In their latest article for The Legal Intelligencer, Managing Partner Sam Pond and Associate Susan Nanes expose the underpinnings of the recently proposed House Bill 18 (HB-18), another in a long line of legislative “reforms” to workers’ compensation sponsored by Pennsylvania Representative Ryan Mackenzie (R‐134). A Trojan Horse masquerading as an attempt to reduce opiate usage, HB-18 would ultimately allow insurance companies to profit at the expense of injured workers’ pain, suffering, and decreased quality of life.
The bill’s provisions would allow insurance companies to control the medical care of injured workers by mandating a specific drug list of “acceptable” medicines, or a formulary, that severely limits doctors’ ability to prescribe necessary medications, thus preventing workers from receiving the treatment they need to get better.
“If a medication is on the list, it can be prescribed as usual,” Sam and Susan explain. “If not, the doctor and patient must either select an acceptable alternative or go through red tape and the usual presumptive ‘no’ in order to get approval for the prescription. It is unknown how long the injured worker may have to wait. In that time, the worker may have to make do with ineffective substitutes, and the injury or condition may worsen for lack of proper care. This is unacceptable in any context, and more so when it is a worker injured on the job. Pain does not wait for paperwork. Most importantly, although touted as a remedy for the opioid crisis, HB-18 applies to all medications, not just opioids.”
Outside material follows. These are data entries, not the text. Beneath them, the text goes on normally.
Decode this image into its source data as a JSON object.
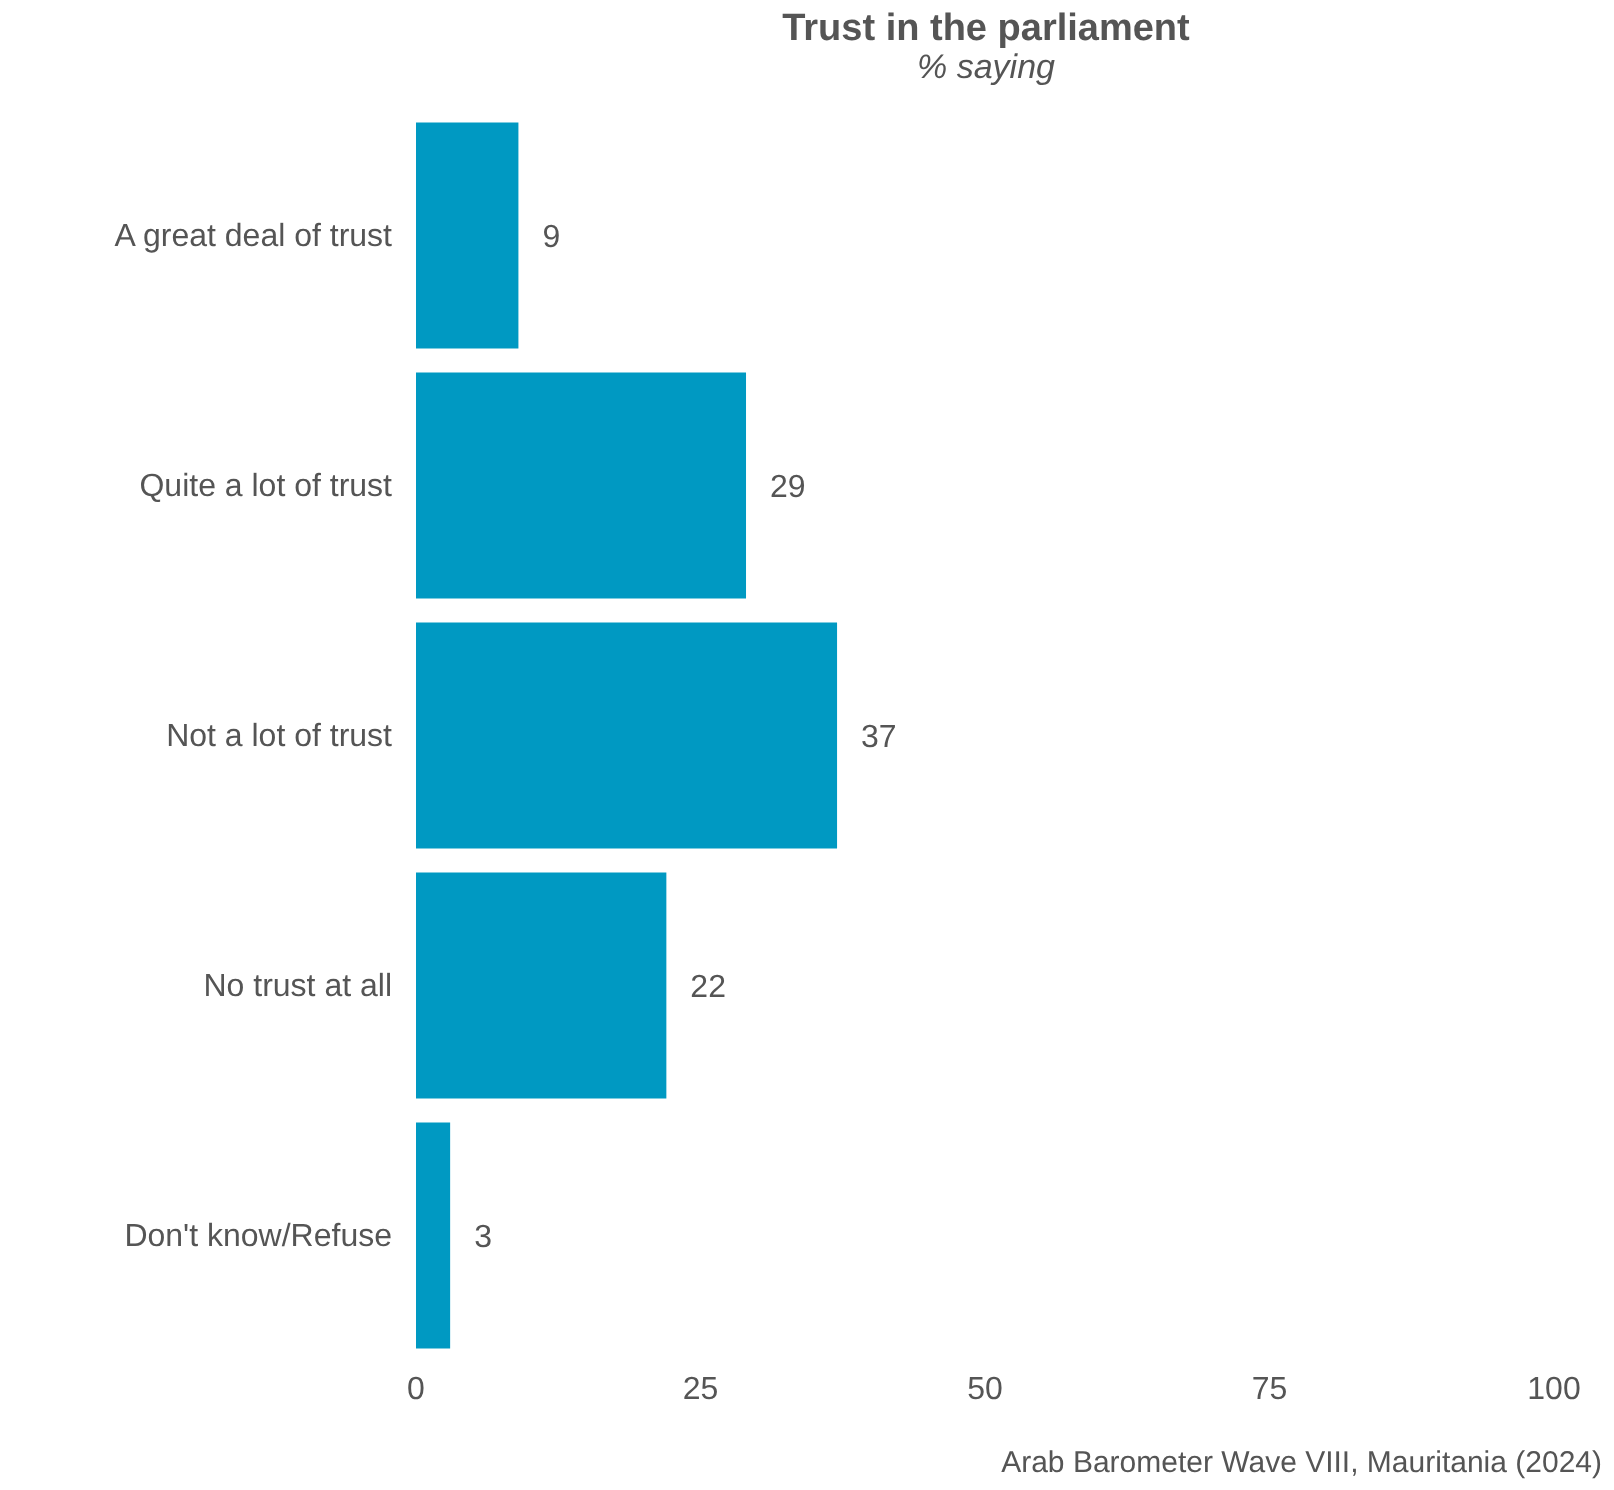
{
  "chart_data": {
    "type": "bar",
    "orientation": "horizontal",
    "title": "Trust in the parliament",
    "subtitle": "% saying",
    "categories": [
      "A great deal of trust",
      "Quite a lot of trust",
      "Not a lot of trust",
      "No trust at all",
      "Don't know/Refuse"
    ],
    "values": [
      9,
      29,
      37,
      22,
      3
    ],
    "color": "#0099c2",
    "xlim": [
      0,
      100
    ],
    "xticks": [
      0,
      25,
      50,
      75,
      100
    ],
    "grid": false,
    "legend": false,
    "data_labels": true,
    "annotations": [
      "Arab Barometer Wave VIII, Mauritania (2024)"
    ]
  }
}
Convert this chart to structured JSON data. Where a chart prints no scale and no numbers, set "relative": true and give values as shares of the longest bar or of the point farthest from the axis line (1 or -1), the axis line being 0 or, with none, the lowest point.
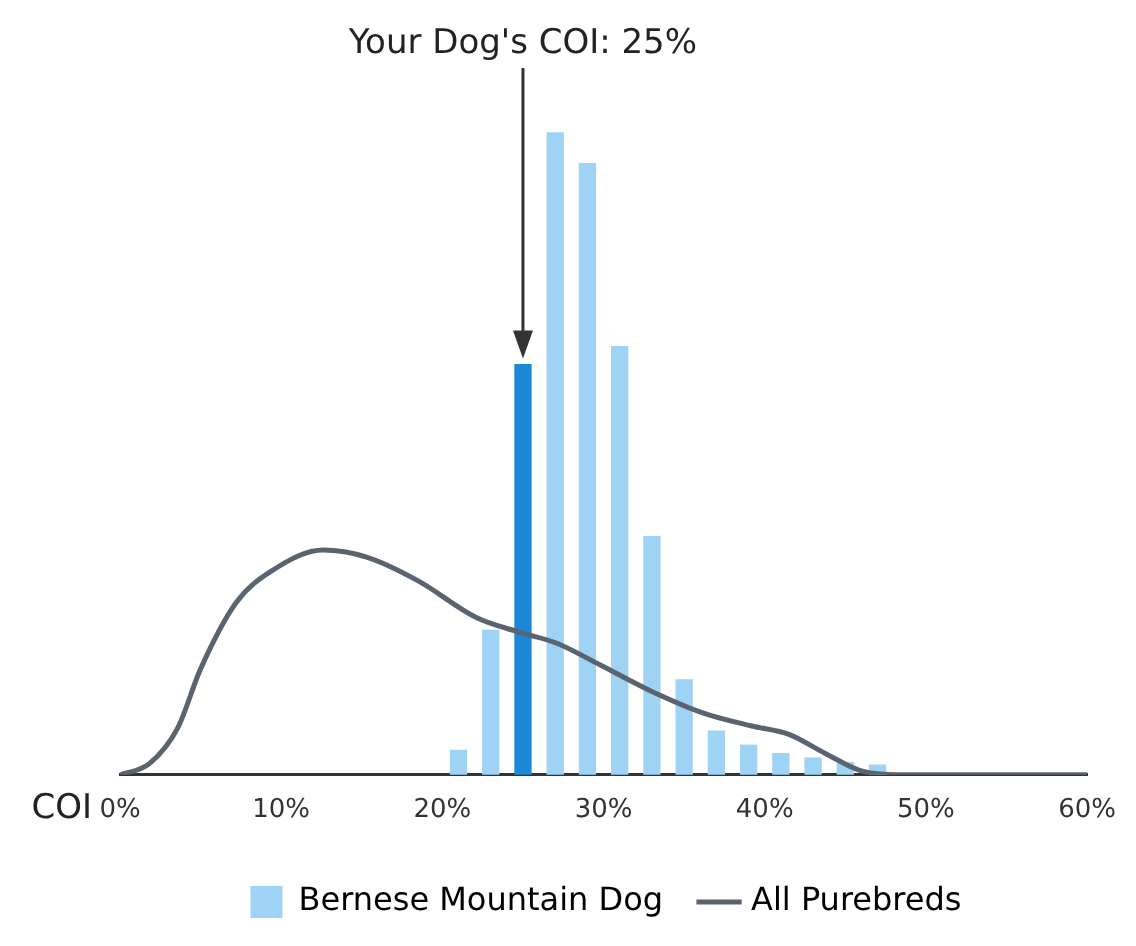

The article also explores the source of the treatment data used as evidence to support HB-18. The Workers’ Compensation Research Institute (WCRI), while positioned as an independent, not-for-profit research organization, has a member list composed largely of employers, service providers and insurers. “It is a stretch to see the WCRI as a diverse and evenhanded collection of equal stakeholders.” The article elaborates, “It seems more like the ‘research institutes’ that the tobacco industry set up to sell their propaganda for decades. Needless to say, the ‘independence’ of the WCRI should be considered in light of its membership. It is hard to conjure a group of entities more in tune with the Wall Street Journal than with the concerns of injured workers.”